(Niko)
Aku menggumamkan pelan-pelan semua rumus yang
mungkin kuhafal. Aku pasti hanya mengkhayal, tidak mungkin ada hal yang terjadi
di luar logika.
Aku terkaget saat pintu di belakangku terbuka. Ibuka
masuk ke kamar sambil membawakan makanan.
“Kenapa Nak, kok keliatan pucat?” katanya sambil
menaruh makanan itu di tempat tidurku untuk kumakan nanti.
Aku bingung apakah akan menceritakannya atau tidak.
Rasanya tidak masuk akal. Tapi karena aku merasa harus melepas beban, maka
kuceritakan juga.
“Tadi, sekitar 10 menit yang lalu, aku melihat robot
terbang di jendela.”
Hening.
“Mungkin kau hanya terlalu capek. Istirahat aja
dulu, jangan belajar terus.”
Aku sudah mengira ibuku tak akan percaya cerita itu.
Kalau dipikir lagi, aku juga tak yakin dengan yang kulihat. Aku memang terlalu
banyak belajar akhir-akhir ini karena ingin masuk universitas favorit.
Karena tak ada respon, ibu menepuk kepalaku.
“Sekali-sekali main ke luar dong. Jangan belajar aja.”
“Gak bisa Bu, ini demi masa depan!”
Begitulah kataku, tapi alasan sebenarnya adalah aku
tak terlalu punya banyak teman. Aku memang lebih suka diam di kamar dan
belajar. Mungkin itulah yang membuatku kurang populer.
Ibu tersenyum, tahu alasanku sebenarnya, lalu pergi
keluar.
Aku menepuk-nepuk pipiku, “Ayo dong Nik, fokus
belajar! Tidak ada sesuatu yang tak bisa dijelaskan dengan logika!”
Sesaat kemudian, muncullah mas-mas dari balik
lemariku.
“AAHHHHH!!!”
“Kenapa semua orang yang melihatku berteriak?”
“Ka...kau siapa?? Kenapa kau ada di lemariku?”
“Hei tenanglah. Aku bisa menjelaskan semua...”
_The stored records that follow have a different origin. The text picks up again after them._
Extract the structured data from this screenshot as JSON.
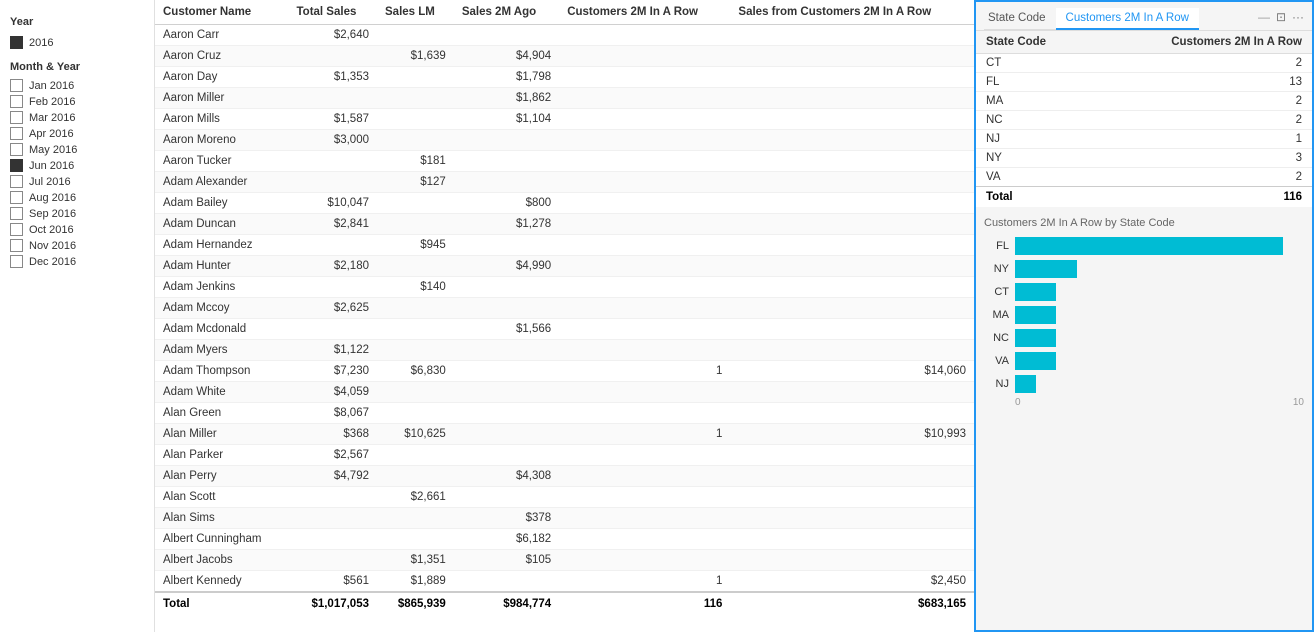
{
  "filters": {
    "year_label": "Year",
    "year_value": "2016",
    "month_label": "Month & Year",
    "months": [
      {
        "label": "Jan 2016",
        "checked": false
      },
      {
        "label": "Feb 2016",
        "checked": false
      },
      {
        "label": "Mar 2016",
        "checked": false
      },
      {
        "label": "Apr 2016",
        "checked": false
      },
      {
        "label": "May 2016",
        "checked": false
      },
      {
        "label": "Jun 2016",
        "checked": true
      },
      {
        "label": "Jul 2016",
        "checked": false
      },
      {
        "label": "Aug 2016",
        "checked": false
      },
      {
        "label": "Sep 2016",
        "checked": false
      },
      {
        "label": "Oct 2016",
        "checked": false
      },
      {
        "label": "Nov 2016",
        "checked": false
      },
      {
        "label": "Dec 2016",
        "checked": false
      }
    ]
  },
  "table": {
    "columns": [
      "Customer Name",
      "Total Sales",
      "Sales LM",
      "Sales 2M Ago",
      "Customers 2M In A Row",
      "Sales from Customers 2M In A Row"
    ],
    "rows": [
      {
        "name": "Aaron Carr",
        "total": "$2,640",
        "lm": "",
        "ago": "",
        "cust": "",
        "sfrom": ""
      },
      {
        "name": "Aaron Cruz",
        "total": "",
        "lm": "$1,639",
        "ago": "$4,904",
        "cust": "",
        "sfrom": ""
      },
      {
        "name": "Aaron Day",
        "total": "$1,353",
        "lm": "",
        "ago": "$1,798",
        "cust": "",
        "sfrom": ""
      },
      {
        "name": "Aaron Miller",
        "total": "",
        "lm": "",
        "ago": "$1,862",
        "cust": "",
        "sfrom": ""
      },
      {
        "name": "Aaron Mills",
        "total": "$1,587",
        "lm": "",
        "ago": "$1,104",
        "cust": "",
        "sfrom": ""
      },
      {
        "name": "Aaron Moreno",
        "total": "$3,000",
        "lm": "",
        "ago": "",
        "cust": "",
        "sfrom": ""
      },
      {
        "name": "Aaron Tucker",
        "total": "",
        "lm": "$181",
        "ago": "",
        "cust": "",
        "sfrom": ""
      },
      {
        "name": "Adam Alexander",
        "total": "",
        "lm": "$127",
        "ago": "",
        "cust": "",
        "sfrom": ""
      },
      {
        "name": "Adam Bailey",
        "total": "$10,047",
        "lm": "",
        "ago": "$800",
        "cust": "",
        "sfrom": ""
      },
      {
        "name": "Adam Duncan",
        "total": "$2,841",
        "lm": "",
        "ago": "$1,278",
        "cust": "",
        "sfrom": ""
      },
      {
        "name": "Adam Hernandez",
        "total": "",
        "lm": "$945",
        "ago": "",
        "cust": "",
        "sfrom": ""
      },
      {
        "name": "Adam Hunter",
        "total": "$2,180",
        "lm": "",
        "ago": "$4,990",
        "cust": "",
        "sfrom": ""
      },
      {
        "name": "Adam Jenkins",
        "total": "",
        "lm": "$140",
        "ago": "",
        "cust": "",
        "sfrom": ""
      },
      {
        "name": "Adam Mccoy",
        "total": "$2,625",
        "lm": "",
        "ago": "",
        "cust": "",
        "sfrom": ""
      },
      {
        "name": "Adam Mcdonald",
        "total": "",
        "lm": "",
        "ago": "$1,566",
        "cust": "",
        "sfrom": ""
      },
      {
        "name": "Adam Myers",
        "total": "$1,122",
        "lm": "",
        "ago": "",
        "cust": "",
        "sfrom": ""
      },
      {
        "name": "Adam Thompson",
        "total": "$7,230",
        "lm": "$6,830",
        "ago": "",
        "cust": "1",
        "sfrom": "$14,060"
      },
      {
        "name": "Adam White",
        "total": "$4,059",
        "lm": "",
        "ago": "",
        "cust": "",
        "sfrom": ""
      },
      {
        "name": "Alan Green",
        "total": "$8,067",
        "lm": "",
        "ago": "",
        "cust": "",
        "sfrom": ""
      },
      {
        "name": "Alan Miller",
        "total": "$368",
        "lm": "$10,625",
        "ago": "",
        "cust": "1",
        "sfrom": "$10,993"
      },
      {
        "name": "Alan Parker",
        "total": "$2,567",
        "lm": "",
        "ago": "",
        "cust": "",
        "sfrom": ""
      },
      {
        "name": "Alan Perry",
        "total": "$4,792",
        "lm": "",
        "ago": "$4,308",
        "cust": "",
        "sfrom": ""
      },
      {
        "name": "Alan Scott",
        "total": "",
        "lm": "$2,661",
        "ago": "",
        "cust": "",
        "sfrom": ""
      },
      {
        "name": "Alan Sims",
        "total": "",
        "lm": "",
        "ago": "$378",
        "cust": "",
        "sfrom": ""
      },
      {
        "name": "Albert Cunningham",
        "total": "",
        "lm": "",
        "ago": "$6,182",
        "cust": "",
        "sfrom": ""
      },
      {
        "name": "Albert Jacobs",
        "total": "",
        "lm": "$1,351",
        "ago": "$105",
        "cust": "",
        "sfrom": ""
      },
      {
        "name": "Albert Kennedy",
        "total": "$561",
        "lm": "$1,889",
        "ago": "",
        "cust": "1",
        "sfrom": "$2,450"
      }
    ],
    "footer": {
      "label": "Total",
      "total": "$1,017,053",
      "lm": "$865,939",
      "ago": "$984,774",
      "cust": "116",
      "sfrom": "$683,165"
    }
  },
  "right_panel": {
    "tab_state": "Customers 2M In A Row",
    "tab_state_code": "State Code",
    "header_icons": [
      "—",
      "⊡",
      "..."
    ],
    "table": {
      "columns": [
        "State Code",
        "Customers 2M In A Row"
      ],
      "rows": [
        {
          "state": "CT",
          "count": "2"
        },
        {
          "state": "FL",
          "count": "13"
        },
        {
          "state": "MA",
          "count": "2"
        },
        {
          "state": "NC",
          "count": "2"
        },
        {
          "state": "NJ",
          "count": "1"
        },
        {
          "state": "NY",
          "count": "3"
        },
        {
          "state": "VA",
          "count": "2"
        }
      ],
      "footer": {
        "label": "Total",
        "count": "116"
      }
    },
    "chart": {
      "title": "Customers 2M In A Row by State Code",
      "bars": [
        {
          "label": "FL",
          "value": 13,
          "max": 14
        },
        {
          "label": "NY",
          "value": 3,
          "max": 14
        },
        {
          "label": "CT",
          "value": 2,
          "max": 14
        },
        {
          "label": "MA",
          "value": 2,
          "max": 14
        },
        {
          "label": "NC",
          "value": 2,
          "max": 14
        },
        {
          "label": "VA",
          "value": 2,
          "max": 14
        },
        {
          "label": "NJ",
          "value": 1,
          "max": 14
        }
      ],
      "axis_min": "0",
      "axis_max": "10"
    }
  }
}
Jelas saja aku tak mau tenang, “IBU!! IBU! ADA ORANG
ANEH DI SINI!”
Si mas-mas itu justru terlihat santai saja melihat
aku berteriak. Kenapa dia tidak panik?
“Ada apa Nak?” Ibuku membuka pintu dengan cemas.
“Ini Bu, ada orang aneh!”
Tapi ibuku tidak menjawab. Dia hanya terlihat
bingung.
“Ibu!! Kenapa ibu diam saja!”
Sekali lagi ibuku tidak menjawab. Dia malah melihat
ke sekeliling. “Lho, si Niko ke mana ya?”
“Hah?” Aku heran dengan tingkah ibuku, “Ibu ngomong
apa sih? Aku kan di sini!”
Ibuku menggaruk-garuk kepalanya, “Apa aku salah
dengar ya? Mungkin Niko pergi beli cemilan keluar.”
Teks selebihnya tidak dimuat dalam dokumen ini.